There are basically two different types of moraines: those formed on the ice itself are called lateral, medial, and ablation; those formed in front and around the edges of the glacier are called terminal, recessional, and ground.
A lateral moraine is a ridge of earth and stone scraped from valley walls or collected from avalanches on top of the ice. Where two lateral moraines meet and join, a medial moraine is formed when the ice melts and deposits its debris. The ablation moraine is a collection of soil and rocks which was frozen in the ice but was dropped to the ground as the ice melted.

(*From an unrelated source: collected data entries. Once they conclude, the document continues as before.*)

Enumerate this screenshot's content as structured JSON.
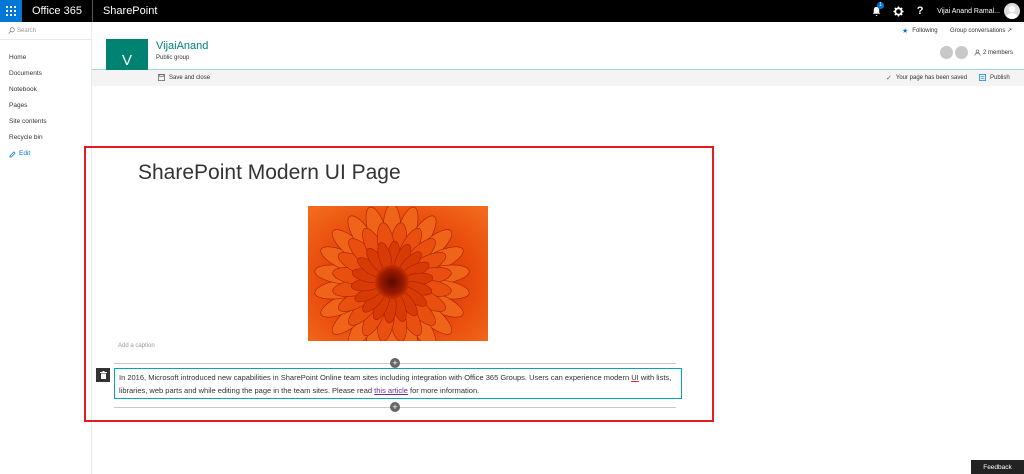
{
  "suitebar": {
    "brand": "Office 365",
    "app_name": "SharePoint",
    "notification_count": "1",
    "help_glyph": "?",
    "user_name": "Vijai Anand Ramal...",
    "accent_color": "#0078d7",
    "icons": [
      "app-launcher-icon",
      "bell-icon",
      "gear-icon",
      "help-icon",
      "user-avatar"
    ]
  },
  "search": {
    "placeholder": "Search"
  },
  "leftnav": {
    "items": [
      {
        "label": "Home"
      },
      {
        "label": "Documents"
      },
      {
        "label": "Notebook"
      },
      {
        "label": "Pages"
      },
      {
        "label": "Site contents"
      },
      {
        "label": "Recycle bin"
      }
    ],
    "edit_label": "Edit"
  },
  "site": {
    "logo_letter": "V",
    "title": "VijaiAnand",
    "subtitle": "Public group",
    "following_label": "Following",
    "group_conversations_label": "Group conversations ↗",
    "members_label": "2 members",
    "theme_color": "#008272"
  },
  "commandbar": {
    "save_close_label": "Save and close",
    "saved_status": "Your page has been saved",
    "publish_label": "Publish"
  },
  "page": {
    "title": "SharePoint Modern UI Page",
    "caption_placeholder": "Add a caption",
    "text_before_ui": "In 2016, Microsoft introduced new capabilities in SharePoint Online team sites including integration with Office 365 Groups. Users can experience modern ",
    "text_ui": "UI",
    "text_after_ui": " with lists, libraries, web parts and while editing the page in the team sites. Please read ",
    "link_text": "this article",
    "text_end": " for more information."
  },
  "feedback_label": "Feedback"
}
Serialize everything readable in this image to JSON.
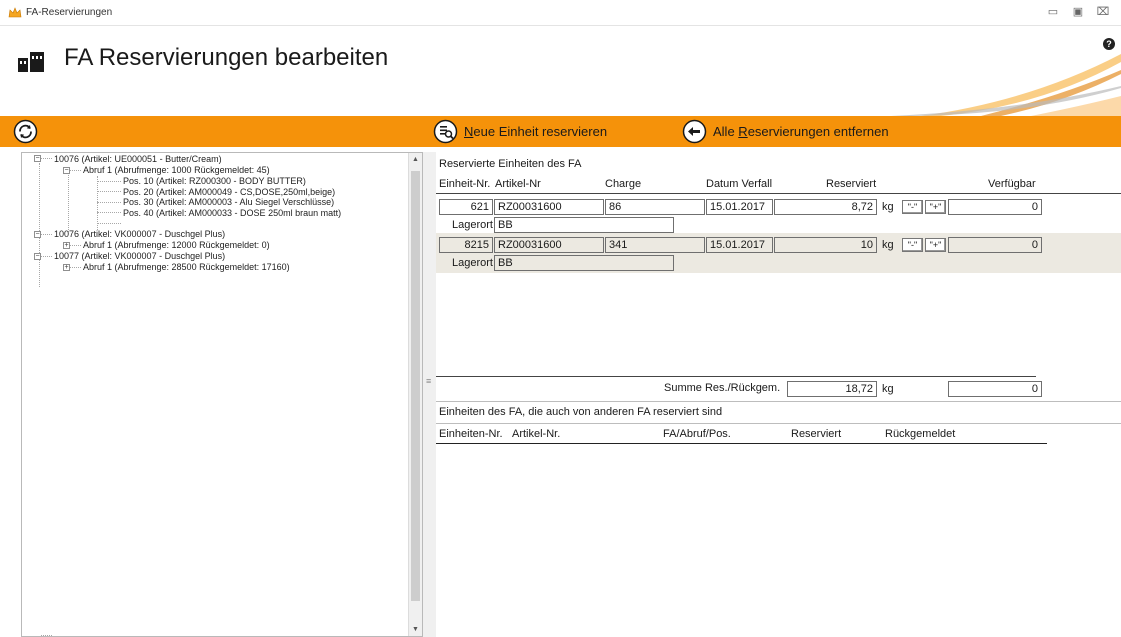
{
  "window": {
    "title": "FA-Reservierungen"
  },
  "header": {
    "title": "FA Reservierungen bearbeiten",
    "help_glyph": "?"
  },
  "toolbar": {
    "reserve_button": {
      "underline": "N",
      "rest": "eue Einheit reservieren"
    },
    "remove_button": {
      "prefix": "Alle ",
      "underline": "R",
      "rest": "eservierungen entfernen"
    }
  },
  "tree": {
    "nodes": [
      {
        "label": "10076 (Artikel: UE000051 - Butter/Cream)"
      },
      {
        "label": "Abruf 1 (Abrufmenge: 1000 Rückgemeldet: 45)"
      },
      {
        "label": "Pos. 10 (Artikel: RZ000300 - BODY BUTTER)"
      },
      {
        "label": "Pos. 20 (Artikel: AM000049 - CS,DOSE,250ml,beige)"
      },
      {
        "label": "Pos. 30 (Artikel: AM000003 - Alu Siegel Verschlüsse)"
      },
      {
        "label": "Pos. 40 (Artikel: AM000033 - DOSE 250ml braun matt)"
      },
      {
        "label": "10076 (Artikel: VK000007 - Duschgel Plus)"
      },
      {
        "label": "Abruf 1 (Abrufmenge: 12000 Rückgemeldet: 0)"
      },
      {
        "label": "10077 (Artikel: VK000007 - Duschgel Plus)"
      },
      {
        "label": "Abruf 1 (Abrufmenge: 28500 Rückgemeldet: 17160)"
      }
    ]
  },
  "reserved": {
    "section_title": "Reservierte Einheiten des FA",
    "columns": [
      "Einheit-Nr.",
      "Artikel-Nr",
      "Charge",
      "Datum Verfall",
      "Reserviert",
      "Verfügbar"
    ],
    "lagerort_label": "Lagerort",
    "unit_label": "kg",
    "minus_label": "\"-\"",
    "plus_label": "\"+\"",
    "rows": [
      {
        "einheit": "621",
        "artikel": "RZ00031600",
        "charge": "86",
        "verfall": "15.01.2017",
        "reserviert": "8,72",
        "verfuegbar": "0",
        "lagerort": "BB"
      },
      {
        "einheit": "8215",
        "artikel": "RZ00031600",
        "charge": "341",
        "verfall": "15.01.2017",
        "reserviert": "10",
        "verfuegbar": "0",
        "lagerort": "BB"
      }
    ],
    "sum_label": "Summe Res./Rückgem.",
    "sum_value": "18,72",
    "sum_unit": "kg",
    "sum_available": "0"
  },
  "others": {
    "section_title": "Einheiten des FA, die auch von anderen FA reserviert sind",
    "columns": [
      "Einheiten-Nr.",
      "Artikel-Nr.",
      "FA/Abruf/Pos.",
      "Reserviert",
      "Rückgemeldet"
    ]
  },
  "colors": {
    "accent": "#f5920a",
    "row_shaded": "#ece9e1"
  }
}
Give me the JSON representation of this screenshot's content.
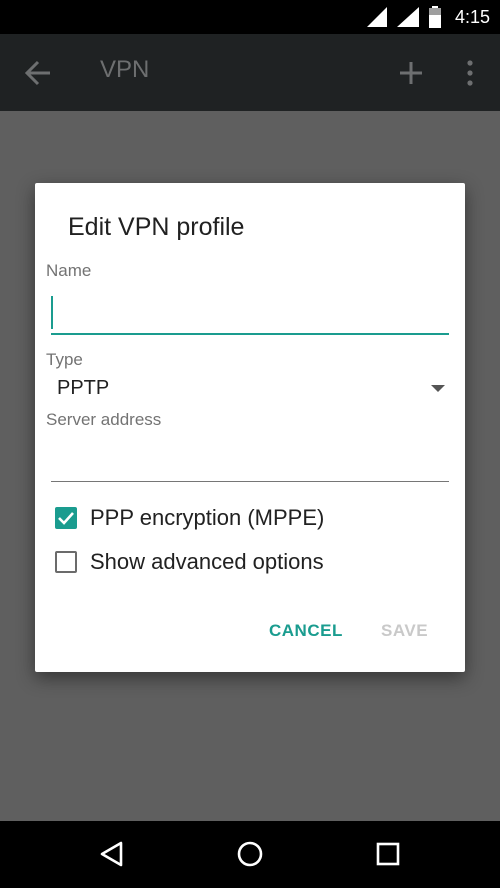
{
  "status_bar": {
    "time": "4:15"
  },
  "app_bar": {
    "title": "VPN",
    "icons": [
      "arrow-left-icon",
      "plus-icon",
      "more-vert-icon"
    ]
  },
  "dialog": {
    "title": "Edit VPN profile",
    "name": {
      "label": "Name",
      "value": ""
    },
    "type": {
      "label": "Type",
      "value": "PPTP"
    },
    "server": {
      "label": "Server address",
      "value": ""
    },
    "options": {
      "ppp_encryption": {
        "label": "PPP encryption (MPPE)",
        "checked": true
      },
      "show_advanced": {
        "label": "Show advanced options",
        "checked": false
      }
    },
    "buttons": {
      "cancel": "CANCEL",
      "save": "SAVE"
    }
  },
  "colors": {
    "accent": "#1a9c8f",
    "dim_background": "#5f5f5f",
    "disabled_text": "#c9c9c9"
  }
}
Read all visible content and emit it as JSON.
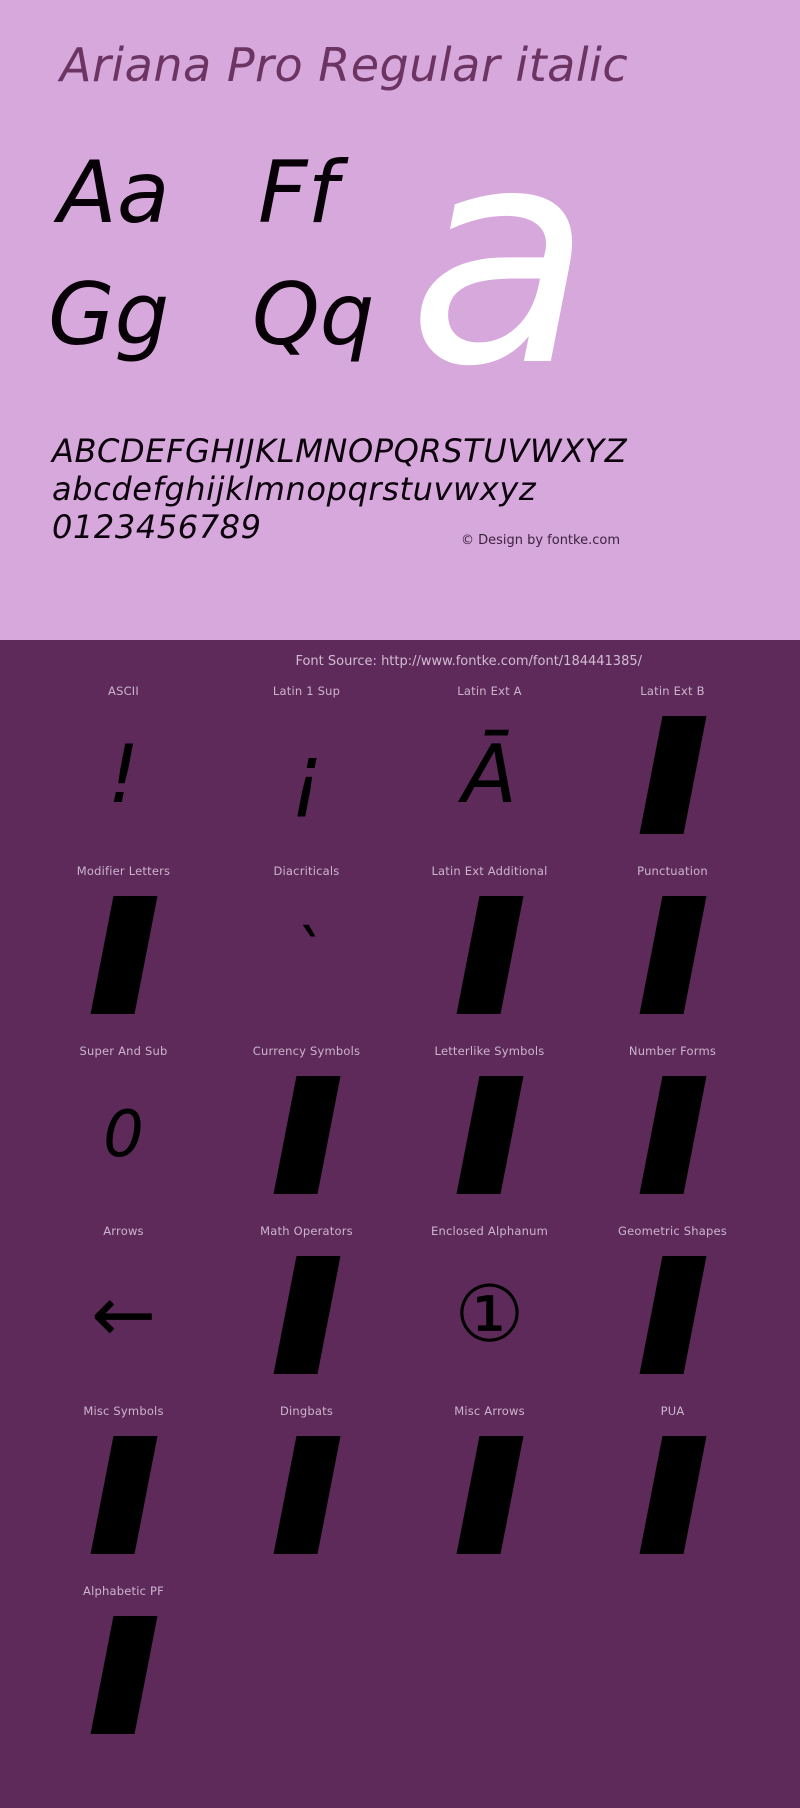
{
  "specimen": {
    "title": "Ariana Pro Regular italic",
    "letter_pairs": [
      "Aa",
      "Ff",
      "Gg",
      "Qq"
    ],
    "watermark_letter": "a",
    "alphabet_upper": "ABCDEFGHIJKLMNOPQRSTUVWXYZ",
    "alphabet_lower": "abcdefghijklmnopqrstuvwxyz",
    "digits": "0123456789",
    "copyright": "© Design by fontke.com",
    "colors": {
      "light_band": "#d6a8db",
      "dark_band": "#5d2a5a",
      "title_text": "#6b3462",
      "glyph_black": "#000000",
      "watermark_white": "#ffffff",
      "label_text": "#cdb4cd"
    }
  },
  "blocks": {
    "source_line": "Font Source: http://www.fontke.com/font/184441385/",
    "rows": [
      [
        {
          "label": "ASCII",
          "glyph": "!",
          "kind": "char"
        },
        {
          "label": "Latin 1 Sup",
          "glyph": "¡",
          "kind": "char"
        },
        {
          "label": "Latin Ext A",
          "glyph": "Ā",
          "kind": "char"
        },
        {
          "label": "Latin Ext B",
          "glyph": "",
          "kind": "notdef"
        }
      ],
      [
        {
          "label": "Modifier Letters",
          "glyph": "",
          "kind": "notdef"
        },
        {
          "label": "Diacriticals",
          "glyph": "ˋ",
          "kind": "char-small"
        },
        {
          "label": "Latin Ext Additional",
          "glyph": "",
          "kind": "notdef"
        },
        {
          "label": "Punctuation",
          "glyph": "",
          "kind": "notdef"
        }
      ],
      [
        {
          "label": "Super And Sub",
          "glyph": "0",
          "kind": "char-small"
        },
        {
          "label": "Currency Symbols",
          "glyph": "",
          "kind": "notdef"
        },
        {
          "label": "Letterlike Symbols",
          "glyph": "",
          "kind": "notdef"
        },
        {
          "label": "Number Forms",
          "glyph": "",
          "kind": "notdef"
        }
      ],
      [
        {
          "label": "Arrows",
          "glyph": "←",
          "kind": "arrow"
        },
        {
          "label": "Math Operators",
          "glyph": "",
          "kind": "notdef"
        },
        {
          "label": "Enclosed Alphanum",
          "glyph": "①",
          "kind": "circled"
        },
        {
          "label": "Geometric Shapes",
          "glyph": "",
          "kind": "notdef"
        }
      ],
      [
        {
          "label": "Misc Symbols",
          "glyph": "",
          "kind": "notdef"
        },
        {
          "label": "Dingbats",
          "glyph": "",
          "kind": "notdef"
        },
        {
          "label": "Misc Arrows",
          "glyph": "",
          "kind": "notdef"
        },
        {
          "label": "PUA",
          "glyph": "",
          "kind": "notdef"
        }
      ],
      [
        {
          "label": "Alphabetic PF",
          "glyph": "",
          "kind": "notdef"
        },
        {
          "label": "",
          "glyph": "",
          "kind": "empty"
        },
        {
          "label": "",
          "glyph": "",
          "kind": "empty"
        },
        {
          "label": "",
          "glyph": "",
          "kind": "empty"
        }
      ]
    ]
  }
}
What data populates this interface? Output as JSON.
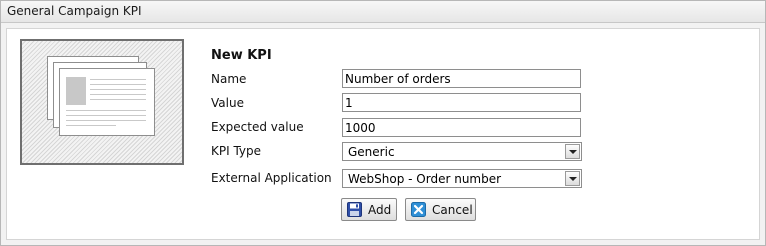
{
  "panel": {
    "title": "General Campaign KPI"
  },
  "form": {
    "heading": "New KPI",
    "fields": {
      "name": {
        "label": "Name",
        "value": "Number of orders"
      },
      "value": {
        "label": "Value",
        "value": "1"
      },
      "expected": {
        "label": "Expected value",
        "value": "1000"
      },
      "kpi_type": {
        "label": "KPI Type",
        "selected": "Generic"
      },
      "external_app": {
        "label": "External Application",
        "selected": "WebShop - Order number"
      }
    },
    "buttons": {
      "add": "Add",
      "cancel": "Cancel"
    }
  },
  "icons": {
    "thumbnail": "document-placeholder-icon",
    "add": "floppy-disk-icon",
    "cancel": "close-x-icon"
  },
  "colors": {
    "add_icon": "#2f4fa8",
    "cancel_icon": "#2f8fd6"
  }
}
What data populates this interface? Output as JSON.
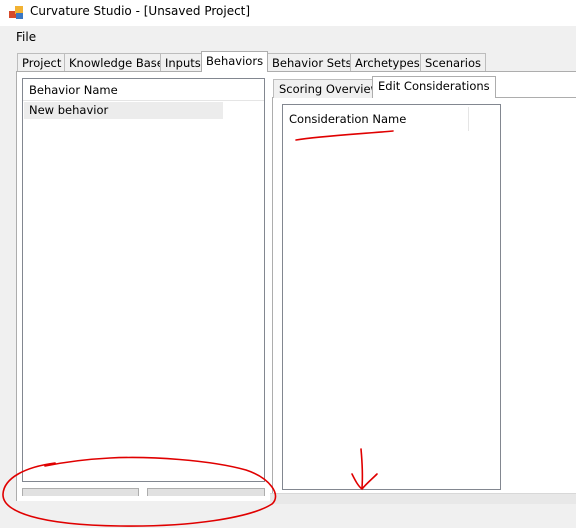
{
  "window": {
    "title": "Curvature Studio - [Unsaved Project]",
    "icon": "app-window-icon"
  },
  "menu": {
    "file_label": "File"
  },
  "tabs": [
    {
      "label": "Project",
      "active": false
    },
    {
      "label": "Knowledge Base",
      "active": false
    },
    {
      "label": "Inputs",
      "active": false
    },
    {
      "label": "Behaviors",
      "active": true
    },
    {
      "label": "Behavior Sets",
      "active": false
    },
    {
      "label": "Archetypes",
      "active": false
    },
    {
      "label": "Scenarios",
      "active": false
    }
  ],
  "behaviors_list": {
    "header": "Behavior Name",
    "items": [
      "New behavior"
    ]
  },
  "subtabs": [
    {
      "label": "Scoring Overview",
      "active": false
    },
    {
      "label": "Edit Considerations",
      "active": true
    }
  ],
  "considerations_list": {
    "header": "Consideration Name"
  },
  "annotation": {
    "color": "#e00000"
  }
}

A terminal moraine forms when a glacier is melting as rapidly as it is advancing; the rocks and soil freed from the melting ice settle as the water flows away. A recessional moraine is formed when a glacier pauses several times in its retreat, leaving debris in rows. Ground moraines are made of the loose debris spread smoothly over a wide area of land as the glacier advances. Most of Illinois' farmland is composed of ground moraines. The northeastern part of Illinois is largely made up of terminal moraines with some ground moraines in between.

-[From Allan Carpenter, Illinois: Land of Lincoln, p. 26; Encyclopedia Americana (1967), Vol. 19, p. 437; Illinois State Geological Survey, Geology and Mineral Resources of the Marseilles, Ottawa, and Streator Quadrangles (1942), Bulletin No. 66, p. 142 and Pleistocene Glaciations in Illinois, pp. 2, 4, 5; maps from Illinois State Geological Survey.]